Many patients with NMOSD, a rare autoimmune inflammatory disease, have relapses that result in hospitalization. Eculizumab (Soliris)is a humanized monoclonal antibody that inhibits the terminal complement protein C5. In the randomized, double-blind, placebo-controlled PREVENT study, Dean M. Wingerchuk, MD, chair of neurology at Mayo Clinic in Phoenix, , and colleagues found that eculizumab was associated with a 94% reduction in the risk of relapse, compared with placebo, in AQP4-IgG-positive patients with NMOSD.

In a new analysis of the PREVENT data, the investigators sought to evaluate rates of relapse-related hospitalization and associated treatment among study participants. The researchers chose time to first adjudicated relapse as their primary endpoint.

In the PREVENT study, Dr. Wingerchuk and colleagues randomized patients with AQP4-IgG-positive NMOSD to eculizumab (1,200 mg/2 weeks) or placebo. The annualized relapse-related hospitalization and treatment rates were calculated as the number of relapses requiring hospitalization or treatment divided by the total number of patient-years during the study.

Approximately 91% of participants were female. Mean age at initial clinical presentation was about 37 years. Participants’ median Expanded Disability Status Scale score at baseline was 4, and their mean annualized relapse rate in the 24 months before screening was 2. In all, 96 patients received eculizumab, and 47 received placebo. The median length of exposure to treatment was 89.4 weeks in the eculizumab group and 41.3 weeks among controls.

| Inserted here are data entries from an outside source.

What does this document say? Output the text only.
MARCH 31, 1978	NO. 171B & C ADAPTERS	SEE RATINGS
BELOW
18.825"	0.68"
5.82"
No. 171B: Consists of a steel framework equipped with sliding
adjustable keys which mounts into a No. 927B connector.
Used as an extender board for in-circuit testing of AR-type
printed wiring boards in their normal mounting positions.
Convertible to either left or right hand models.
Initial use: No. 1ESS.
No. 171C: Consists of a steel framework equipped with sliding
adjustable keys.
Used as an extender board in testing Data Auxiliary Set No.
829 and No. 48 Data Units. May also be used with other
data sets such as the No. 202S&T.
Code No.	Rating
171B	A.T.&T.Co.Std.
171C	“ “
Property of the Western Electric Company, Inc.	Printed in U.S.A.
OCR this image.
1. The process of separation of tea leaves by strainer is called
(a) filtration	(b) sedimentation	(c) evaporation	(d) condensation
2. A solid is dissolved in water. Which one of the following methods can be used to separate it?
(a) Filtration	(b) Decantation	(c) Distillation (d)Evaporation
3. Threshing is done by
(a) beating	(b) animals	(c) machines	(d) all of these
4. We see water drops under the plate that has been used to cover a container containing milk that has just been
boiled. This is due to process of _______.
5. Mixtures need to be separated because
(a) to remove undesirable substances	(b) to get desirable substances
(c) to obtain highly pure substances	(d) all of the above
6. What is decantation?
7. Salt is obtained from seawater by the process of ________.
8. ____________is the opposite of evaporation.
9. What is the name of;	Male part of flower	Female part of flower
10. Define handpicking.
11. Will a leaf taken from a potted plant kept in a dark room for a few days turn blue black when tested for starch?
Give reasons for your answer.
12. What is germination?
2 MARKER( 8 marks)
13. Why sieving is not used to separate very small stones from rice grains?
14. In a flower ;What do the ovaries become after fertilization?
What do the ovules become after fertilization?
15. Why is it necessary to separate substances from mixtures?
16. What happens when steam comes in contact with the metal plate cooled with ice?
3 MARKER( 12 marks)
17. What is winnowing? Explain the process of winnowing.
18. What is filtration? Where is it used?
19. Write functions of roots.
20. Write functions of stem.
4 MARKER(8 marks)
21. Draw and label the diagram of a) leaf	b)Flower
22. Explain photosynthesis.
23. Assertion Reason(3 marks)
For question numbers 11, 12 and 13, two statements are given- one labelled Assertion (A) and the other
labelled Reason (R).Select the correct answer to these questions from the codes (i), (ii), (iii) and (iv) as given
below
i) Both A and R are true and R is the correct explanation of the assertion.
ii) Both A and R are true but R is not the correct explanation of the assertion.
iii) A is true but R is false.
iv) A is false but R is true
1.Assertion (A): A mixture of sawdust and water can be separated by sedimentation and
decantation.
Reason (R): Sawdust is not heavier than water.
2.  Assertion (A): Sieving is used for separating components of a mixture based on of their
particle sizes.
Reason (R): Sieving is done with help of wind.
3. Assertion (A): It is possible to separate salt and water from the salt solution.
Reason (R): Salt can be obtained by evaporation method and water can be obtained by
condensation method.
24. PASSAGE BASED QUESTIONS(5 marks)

The rate of adverse events requiring hospitalization was 29% in the eculizumab group and 53% in the placebo group. The most common events requiring hospitalization were physician-determined relapses. Infections were the next most common events requiring hospitalization.

The overall annualized hospitalization rate was 0.26 in the eculizumab group and 0.78 in the placebo group. The difference between groups was statistically significant. In addition, the annualized relapse-related hospitalization rate was lower in the eculizumab group than in the placebo group (0.04 vs. 0.31, respectively).

The annualized relapse-related use of intravenous methylprednisolone for the eculizumab and placebo groups were 0.07 and 0.42, respectively; for use of plasma exchange, 0.02 and 0.19; and for use of high-dose oral corticosteroids, 0.04 and 0.11. The differences between groups in use of intravenous methylprednisolone and plasma exchange were statistically significant.

Alexion Pharmaceuticals, which markets eculizumab, sponsored the study. Dr. Wingerchuk received grants from Alexion during the study. He also received personal fees from Biogen, BrainStorm Therapeutics, Celgene, MedImmune, Novartis, and ONO Pharmaceutical.